Vermögende Täter haben bessere Chancen

Neben Sühne geht es in den Vermittlungsgesprächen nicht selten um Geld, oft um Summen, die das Jahreseinkommen einer Familie bei Weitem übersteigen. Die Chancen, der Todesstrafe zu entkommen, sind somit für vermögende Täter ungleich höher. Auch deshalb bemühen sich viele Hilfsorganisationen, Spenden für Blutgeld einzusammeln. Für fahrlässige Tötung und Totschlag legt der Staat die Höhe der Vergeltungszahlung jährlich fest. Der festgesetzte Betrag liegt für dieses Jahr bei umgerechnet rund 20.000 Euro für Männer. Bei weiblichen Opfern ist es nur die Hälfte, was mit geringeren zu erwartenden Einkommensausfällen begründet wird. Bei Mord ist die Summe verhandelbar.

Da es keine gesetzlichen Regeln für den Verhandlungsprozess gibt, steht es den Angehörigen frei, auch andere Forderungen zu stellen. Zum Beispiel, dass die Familie des Täters aus einem Stadtviertel wegzieht oder eine Schule baut. Es gibt auch Fälle, in denen eine Falschaussage verlangt wird, um die Ehre der Familie wiederherzustellen.

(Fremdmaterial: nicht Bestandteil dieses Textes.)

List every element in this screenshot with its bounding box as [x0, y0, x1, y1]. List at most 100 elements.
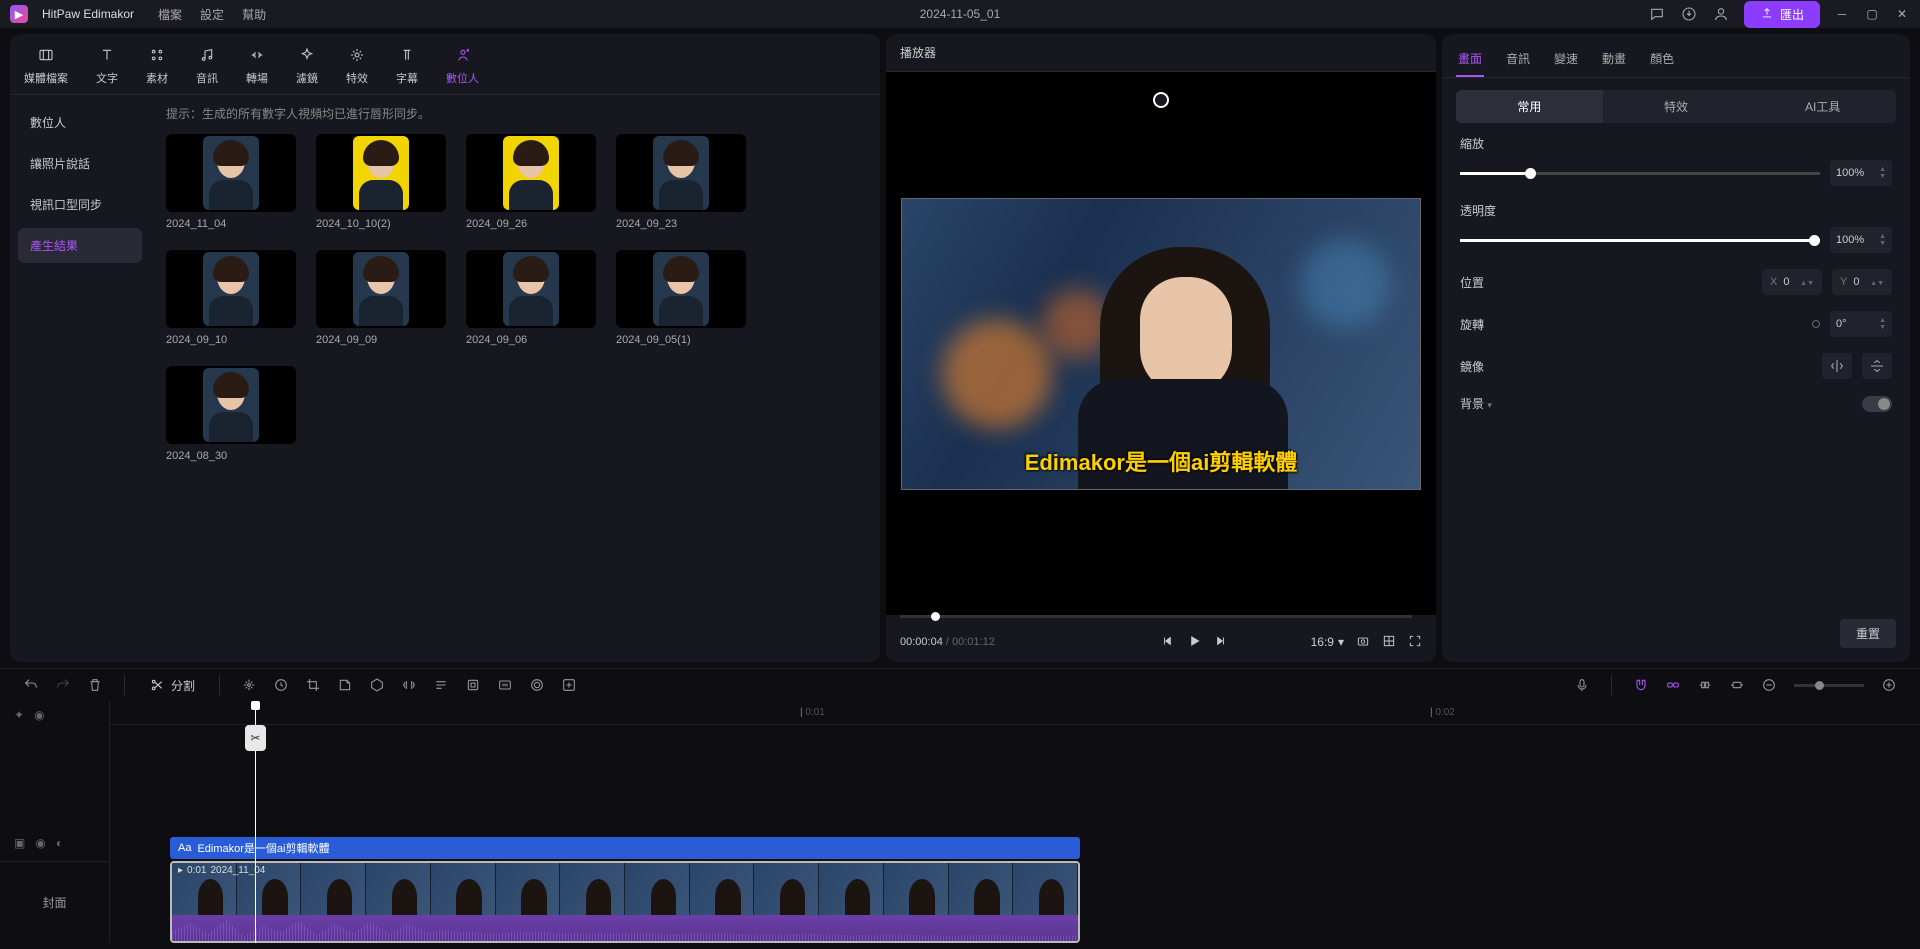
subtab-ai[interactable]: AI工具 [1749, 90, 1896, 123]
pos-y-input[interactable]: Y0▲▼ [1832, 269, 1892, 295]
tab-sticker[interactable]: 素材 [146, 44, 168, 86]
tl-btn-7[interactable] [428, 672, 454, 698]
bg-toggle[interactable] [1862, 396, 1892, 412]
tl-right-4[interactable] [1724, 672, 1750, 698]
tab-subtitle[interactable]: 字幕 [396, 44, 418, 86]
tl-btn-8[interactable] [460, 672, 486, 698]
tab-audio[interactable]: 音訊 [196, 44, 218, 86]
opacity-slider[interactable] [1460, 239, 1820, 242]
subtab-effect[interactable]: 特效 [1603, 90, 1750, 123]
link-button[interactable] [1660, 672, 1686, 698]
tl-btn-4[interactable] [332, 672, 358, 698]
pos-x-input[interactable]: X0▲▼ [1762, 269, 1822, 295]
undo-button[interactable] [18, 672, 44, 698]
result-thumbnail[interactable]: 2024_10_10(2) [316, 134, 446, 230]
zoom-in-button[interactable] [1876, 672, 1902, 698]
tl-btn-2[interactable] [268, 672, 294, 698]
video-frame[interactable]: Edimakor是一個ai剪輯軟體 [901, 198, 1421, 490]
minimize-icon[interactable]: ─ [1834, 6, 1850, 22]
reset-button[interactable]: 重置 [1840, 619, 1896, 648]
tl-btn-6[interactable] [396, 672, 422, 698]
mirror-h-button[interactable] [1822, 353, 1852, 379]
redo-button[interactable] [50, 672, 76, 698]
cover-label[interactable]: 封面 [0, 861, 109, 943]
tl-btn-add[interactable] [556, 672, 582, 698]
next-frame-button[interactable] [1213, 634, 1227, 651]
mic-button[interactable] [1569, 672, 1595, 698]
preview-scrubber[interactable] [900, 615, 1412, 618]
tl-btn-10[interactable] [524, 672, 550, 698]
prev-frame-button[interactable] [1161, 634, 1175, 651]
side-item-results[interactable]: 產生結果 [18, 228, 142, 263]
scale-value[interactable]: 100%▲▼ [1830, 160, 1892, 186]
video-clip[interactable]: ▸ 0:01 2024_11_04 [170, 861, 1080, 943]
side-item-digital[interactable]: 數位人 [18, 105, 142, 140]
result-thumbnail[interactable]: 2024_09_26 [466, 134, 596, 230]
magnet-button[interactable] [1628, 672, 1654, 698]
zoom-out-button[interactable] [1756, 672, 1782, 698]
rotate-value[interactable]: 0°▲▼ [1830, 311, 1892, 337]
play-button[interactable] [1187, 634, 1201, 651]
side-item-photo-talk[interactable]: 讓照片說話 [18, 146, 142, 181]
result-thumbnail[interactable]: 2024_09_23 [616, 134, 746, 230]
prop-tab-audio[interactable]: 音訊 [1504, 42, 1532, 77]
result-thumbnail[interactable]: 2024_09_10 [166, 250, 296, 346]
snapshot-button[interactable] [1356, 634, 1370, 651]
zoom-slider[interactable] [1794, 684, 1864, 687]
rotation-handle-icon[interactable] [1153, 92, 1169, 108]
track-mute-icon[interactable]: ◐ [56, 836, 63, 850]
tab-text[interactable]: 文字 [96, 44, 118, 86]
transition-icon [246, 44, 268, 66]
side-item-lipsync[interactable]: 視訊口型同步 [18, 187, 142, 222]
effects-icon[interactable]: ✦ [14, 708, 24, 722]
scale-slider[interactable] [1460, 172, 1820, 175]
tab-media[interactable]: 媒體檔案 [24, 44, 68, 86]
subtab-common[interactable]: 常用 [1456, 90, 1603, 123]
fullscreen-button[interactable] [1408, 634, 1422, 651]
menu-help[interactable]: 幫助 [242, 6, 266, 23]
close-icon[interactable]: ✕ [1894, 6, 1910, 22]
result-thumbnail[interactable]: 2024_11_04 [166, 134, 296, 230]
menu-settings[interactable]: 設定 [200, 6, 224, 23]
delete-button[interactable] [82, 672, 108, 698]
track-eye-icon[interactable]: ◉ [35, 836, 45, 850]
track-lock-icon[interactable]: ▣ [14, 836, 25, 850]
export-button[interactable]: 匯出 [1744, 1, 1820, 28]
preview-viewport[interactable]: Edimakor是一個ai剪輯軟體 [886, 72, 1436, 615]
timeline-tracks[interactable]: | 0:01 | 0:02 ✂ Aa Edimakor是一個ai剪輯軟體 ▸ 0… [110, 701, 1920, 943]
menu-file[interactable]: 檔案 [158, 6, 182, 23]
result-thumbnail[interactable]: 2024_09_09 [316, 250, 446, 346]
prop-tab-color[interactable]: 顏色 [1648, 42, 1676, 77]
result-thumbnail[interactable]: 2024_09_05(1) [616, 250, 746, 346]
text-clip[interactable]: Aa Edimakor是一個ai剪輯軟體 [170, 837, 1080, 859]
scissors-icon[interactable]: ✂ [245, 725, 266, 751]
user-icon[interactable] [1712, 5, 1730, 23]
chat-icon[interactable] [1648, 5, 1666, 23]
playhead[interactable]: ✂ [255, 701, 256, 943]
tl-right-3[interactable] [1692, 672, 1718, 698]
aspect-ratio-select[interactable]: 16:9▾ [1311, 635, 1344, 649]
rotate-keyframe-icon[interactable] [1812, 320, 1820, 328]
tab-filter[interactable]: 濾鏡 [296, 44, 318, 86]
grid-button[interactable] [1382, 634, 1396, 651]
tl-btn-5[interactable] [364, 672, 390, 698]
prop-tab-video[interactable]: 畫面 [1456, 42, 1484, 77]
mirror-label: 鏡像 [1460, 358, 1520, 375]
tl-btn-1[interactable] [236, 672, 262, 698]
maximize-icon[interactable]: ▢ [1864, 6, 1880, 22]
split-button[interactable]: 分割 [141, 673, 203, 698]
opacity-value[interactable]: 100%▲▼ [1830, 227, 1892, 253]
crop-button[interactable] [300, 672, 326, 698]
prop-tab-animation[interactable]: 動畫 [1600, 42, 1628, 77]
visibility-icon[interactable]: ◉ [34, 708, 44, 722]
result-thumbnail[interactable]: 2024_08_30 [166, 366, 296, 462]
download-icon[interactable] [1680, 5, 1698, 23]
time-ruler[interactable]: | 0:01 | 0:02 [110, 701, 1920, 725]
prop-tab-speed[interactable]: 變速 [1552, 42, 1580, 77]
result-thumbnail[interactable]: 2024_09_06 [466, 250, 596, 346]
tl-btn-ai[interactable] [492, 672, 518, 698]
tab-digital-human[interactable]: 數位人 [446, 44, 479, 86]
mirror-v-button[interactable] [1862, 353, 1892, 379]
tab-transition[interactable]: 轉場 [246, 44, 268, 86]
tab-effect[interactable]: 特效 [346, 44, 368, 86]
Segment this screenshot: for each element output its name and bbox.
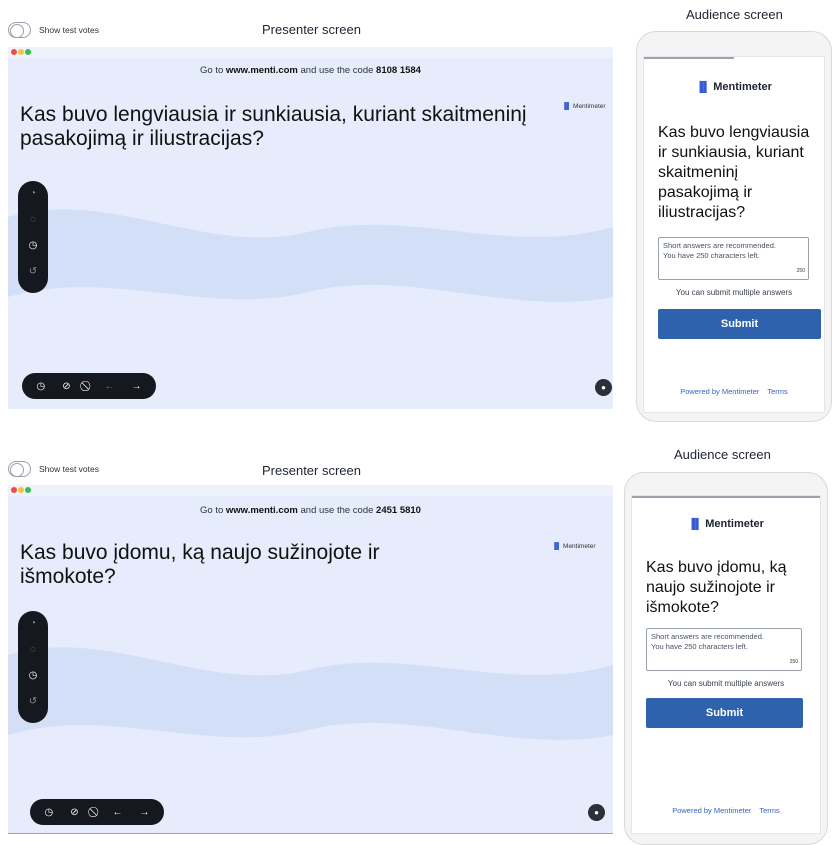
presenter-screen-title: Presenter screen bbox=[262, 22, 361, 37]
presenter-question: Kas buvo įdomu, ką naujo sužinojote ir i… bbox=[20, 541, 380, 588]
presenter-brand: ▐▌ Mentimeter bbox=[562, 103, 606, 110]
presenter-brand-label: Mentimeter bbox=[573, 103, 606, 110]
window-bar bbox=[8, 485, 613, 496]
history-icon[interactable]: ↺ bbox=[18, 265, 48, 279]
bar-chart-icon: ▐▌ bbox=[696, 82, 711, 93]
close-dot-icon bbox=[11, 49, 17, 55]
presenter-brand: ▐▌ Mentimeter bbox=[552, 543, 596, 550]
char-count: 250 bbox=[796, 268, 805, 274]
audience-footer: Powered by Mentimeter Terms bbox=[632, 806, 820, 815]
side-toolbar: ◔ ◌ ◷ ↺ bbox=[18, 181, 48, 293]
hide-results-icon[interactable]: ⊘ bbox=[62, 381, 70, 392]
window-bar bbox=[8, 47, 613, 58]
audience-brand-label: Mentimeter bbox=[713, 81, 772, 93]
answer-hint-line1: Short answers are recommended. bbox=[651, 632, 764, 641]
user-icon[interactable]: ● bbox=[595, 379, 612, 396]
bar-chart-icon: ▐▌ bbox=[562, 103, 572, 110]
audience-question: Kas buvo lengviausia ir sunkiausia, kuri… bbox=[658, 124, 810, 221]
timer-icon[interactable]: ◷ bbox=[36, 381, 45, 392]
close-dot-icon bbox=[11, 487, 17, 493]
arrow-right-icon[interactable]: → bbox=[131, 381, 141, 392]
menti-url: www.menti.com bbox=[225, 65, 298, 76]
toggle-switch[interactable] bbox=[8, 461, 31, 477]
bar-chart-icon: ▐▌ bbox=[552, 543, 562, 550]
reactions-icon[interactable]: ◔ bbox=[18, 617, 48, 631]
audience-footer: Powered by Mentimeter Terms bbox=[644, 387, 824, 396]
join-prefix: Go to bbox=[200, 65, 226, 76]
audience-brand: ▐▌ Mentimeter bbox=[632, 518, 820, 530]
background-wave bbox=[8, 647, 613, 740]
answer-input[interactable]: Short answers are recommended. You have … bbox=[646, 628, 802, 671]
audience-brand-label: Mentimeter bbox=[705, 518, 764, 530]
answer-hint-line2: You have 250 characters left. bbox=[651, 642, 748, 651]
hide-results-icon[interactable]: ⊘ bbox=[70, 807, 78, 818]
minimize-dot-icon bbox=[18, 49, 24, 55]
bottom-divider bbox=[8, 833, 613, 834]
join-code: 2451 5810 bbox=[376, 505, 421, 516]
phone-top-line bbox=[644, 57, 734, 59]
panel-slide-2: Show test votes Presenter screen Audienc… bbox=[0, 423, 835, 845]
arrow-left-icon[interactable]: ← bbox=[113, 807, 123, 818]
audience-screen-title: Audience screen bbox=[686, 7, 783, 22]
bottom-toolbar: ◷ ⊘ ⃠ ← → bbox=[30, 799, 164, 825]
answer-hint-line2: You have 250 characters left. bbox=[663, 251, 760, 260]
timer-icon[interactable]: ◷ bbox=[44, 807, 53, 818]
minimize-dot-icon bbox=[18, 487, 24, 493]
answer-hint-line1: Short answers are recommended. bbox=[663, 241, 776, 250]
bottom-toolbar: ◷ ⊘ ⃠ ← → bbox=[22, 373, 156, 399]
toggle-switch[interactable] bbox=[8, 22, 31, 38]
audience-screen: ▐▌ Mentimeter Kas buvo lengviausia ir su… bbox=[643, 56, 825, 413]
timer-icon[interactable]: ◷ bbox=[18, 239, 48, 253]
powered-by-link[interactable]: Powered by Mentimeter bbox=[672, 806, 751, 815]
join-instructions: Go to www.menti.com and use the code 245… bbox=[8, 505, 613, 516]
presenter-question: Kas buvo lengviausia ir sunkiausia, kuri… bbox=[20, 103, 527, 150]
presenter-screen-title: Presenter screen bbox=[262, 463, 361, 478]
q-and-a-icon[interactable]: ◌ bbox=[18, 643, 48, 657]
join-middle: and use the code bbox=[297, 505, 377, 516]
presenter-screen: Go to www.menti.com and use the code 245… bbox=[8, 485, 613, 833]
show-test-votes-label: Show test votes bbox=[39, 25, 100, 35]
presenter-screen: Go to www.menti.com and use the code 810… bbox=[8, 47, 613, 409]
answer-input[interactable]: Short answers are recommended. You have … bbox=[658, 237, 809, 280]
submit-button[interactable]: Submit bbox=[646, 698, 803, 728]
reactions-icon[interactable]: ◔ bbox=[18, 187, 48, 201]
menti-url: www.menti.com bbox=[225, 505, 298, 516]
show-test-votes-toggle[interactable]: Show test votes bbox=[8, 22, 99, 38]
presenter-brand-label: Mentimeter bbox=[563, 543, 596, 550]
maximize-dot-icon bbox=[25, 49, 31, 55]
audience-screen: ▐▌ Mentimeter Kas buvo įdomu, ką naujo s… bbox=[631, 495, 821, 834]
terms-link[interactable]: Terms bbox=[759, 806, 779, 815]
audience-phone: ▐▌ Mentimeter Kas buvo lengviausia ir su… bbox=[636, 31, 832, 422]
history-icon[interactable]: ↺ bbox=[18, 695, 48, 709]
powered-by-link[interactable]: Powered by Mentimeter bbox=[680, 387, 759, 396]
bar-chart-icon: ▐▌ bbox=[688, 519, 703, 530]
join-middle: and use the code bbox=[297, 65, 377, 76]
arrow-right-icon[interactable]: → bbox=[139, 807, 149, 818]
side-toolbar: ◔ ◌ ◷ ↺ bbox=[18, 611, 48, 723]
show-test-votes-label: Show test votes bbox=[39, 464, 100, 474]
submit-button[interactable]: Submit bbox=[658, 309, 821, 339]
audience-screen-title: Audience screen bbox=[674, 447, 771, 462]
audience-question: Kas buvo įdomu, ką naujo sužinojote ir i… bbox=[646, 559, 787, 616]
join-code: 8108 1584 bbox=[376, 65, 421, 76]
audience-phone: ▐▌ Mentimeter Kas buvo įdomu, ką naujo s… bbox=[624, 472, 828, 845]
multi-answer-note: You can submit multiple answers bbox=[667, 679, 785, 688]
phone-top-line bbox=[632, 496, 820, 498]
maximize-dot-icon bbox=[25, 487, 31, 493]
join-prefix: Go to bbox=[200, 505, 226, 516]
user-icon[interactable]: ● bbox=[588, 804, 605, 821]
arrow-left-icon[interactable]: ← bbox=[105, 381, 115, 392]
panel-slide-1: Show test votes Presenter screen Audienc… bbox=[0, 0, 835, 422]
background-wave bbox=[8, 209, 613, 302]
terms-link[interactable]: Terms bbox=[767, 387, 787, 396]
audience-brand: ▐▌ Mentimeter bbox=[644, 81, 824, 93]
q-and-a-icon[interactable]: ◌ bbox=[18, 213, 48, 227]
char-count: 250 bbox=[789, 659, 798, 665]
show-test-votes-toggle[interactable]: Show test votes bbox=[8, 461, 99, 477]
timer-icon[interactable]: ◷ bbox=[18, 669, 48, 683]
join-instructions: Go to www.menti.com and use the code 810… bbox=[8, 65, 613, 76]
multi-answer-note: You can submit multiple answers bbox=[675, 288, 793, 297]
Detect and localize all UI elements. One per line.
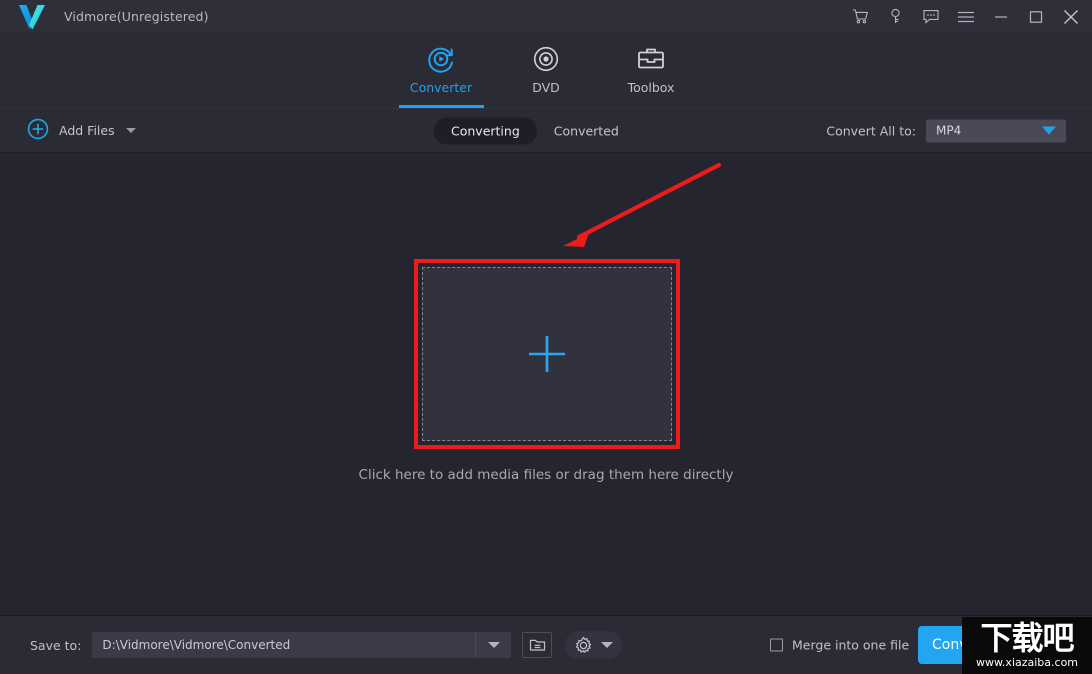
save-path-dropdown[interactable]: [475, 632, 511, 658]
tab-dvd[interactable]: DVD: [494, 33, 599, 108]
browse-folder-button[interactable]: [522, 632, 553, 658]
nav-tabs: Converter DVD Toolbox: [0, 33, 1092, 108]
cart-icon[interactable]: [843, 0, 878, 33]
site-watermark: 下载吧 www.xiazaiba.com: [962, 617, 1092, 674]
chevron-down-icon: [1042, 126, 1056, 135]
title-bar: Vidmore(Unregistered): [0, 0, 1092, 33]
minimize-icon[interactable]: [983, 0, 1018, 33]
tab-converter[interactable]: Converter: [389, 33, 494, 108]
converter-icon: [425, 42, 457, 76]
format-select[interactable]: MP4: [926, 119, 1066, 142]
watermark-cn-text: 下载吧: [980, 619, 1074, 657]
watermark-url: www.xiazaiba.com: [975, 656, 1079, 669]
merge-label: Merge into one file: [792, 637, 910, 653]
merge-into-one-file-checkbox[interactable]: Merge into one file: [770, 638, 909, 653]
gear-icon: [576, 636, 592, 653]
feedback-icon[interactable]: [913, 0, 948, 33]
toolbox-icon: [636, 42, 666, 76]
window-controls: [843, 0, 1088, 33]
save-path-input[interactable]: [92, 638, 476, 652]
tab-converted[interactable]: Converted: [537, 117, 636, 144]
convert-all-to: Convert All to: MP4: [826, 119, 1066, 142]
dropzone-highlight-annotation: [414, 259, 680, 449]
add-files-label: Add Files: [59, 123, 115, 138]
app-title: Vidmore(Unregistered): [64, 9, 209, 24]
key-icon[interactable]: [878, 0, 913, 33]
bottom-bar: Save to: Merge into one file Convert: [0, 615, 1092, 674]
add-files-button[interactable]: Add Files: [27, 118, 136, 144]
vidmore-v-logo: [19, 4, 45, 29]
save-to-label: Save to:: [30, 637, 82, 653]
tab-toolbox-label: Toolbox: [627, 80, 675, 95]
menu-icon[interactable]: [948, 0, 983, 33]
checkbox-box: [770, 638, 783, 652]
chevron-down-icon: [601, 642, 614, 648]
main-area: Click here to add media files or drag th…: [0, 154, 1092, 615]
circle-plus-icon: [27, 118, 49, 144]
tab-converter-label: Converter: [409, 80, 473, 95]
close-icon[interactable]: [1053, 0, 1088, 33]
maximize-icon[interactable]: [1018, 0, 1053, 33]
tab-converting[interactable]: Converting: [434, 117, 537, 144]
plus-icon: [529, 336, 565, 372]
tab-dvd-label: DVD: [532, 80, 560, 95]
status-segmented-control: Converting Converted: [434, 117, 636, 144]
format-value: MP4: [936, 123, 962, 138]
app-window: Vidmore(Unregistered) Converter DVD Tool…: [0, 0, 1092, 674]
chevron-down-icon: [487, 642, 500, 648]
dvd-disc-icon: [531, 42, 561, 76]
dropzone-hint: Click here to add media files or drag th…: [358, 467, 734, 483]
save-path-field[interactable]: [92, 632, 512, 658]
chevron-down-icon[interactable]: [125, 128, 136, 133]
settings-button[interactable]: [565, 631, 623, 659]
convert-all-label: Convert All to:: [826, 123, 916, 138]
folder-icon: [529, 639, 546, 651]
toolbar: Add Files Converting Converted Convert A…: [0, 108, 1092, 153]
add-media-dropzone[interactable]: [422, 267, 672, 441]
tab-toolbox[interactable]: Toolbox: [599, 33, 704, 108]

So war es im Fall der jungen Innenarchitektin Reyhaneh Jabbari, die in Notwehr einen Mann erstach, der versuchte, sie zu vergewaltigen. Der Sohn des Toten verlangte als Bedingung für die Begnadigung, dass sie ihre Darstellung der Tatumstände widerrief. Jabbari lehnte das ab und wurde 2014 hingerichtet. Ihre Mutter engagiert sich heute von Deutschland aus gegen die Todesstrafe in Iran.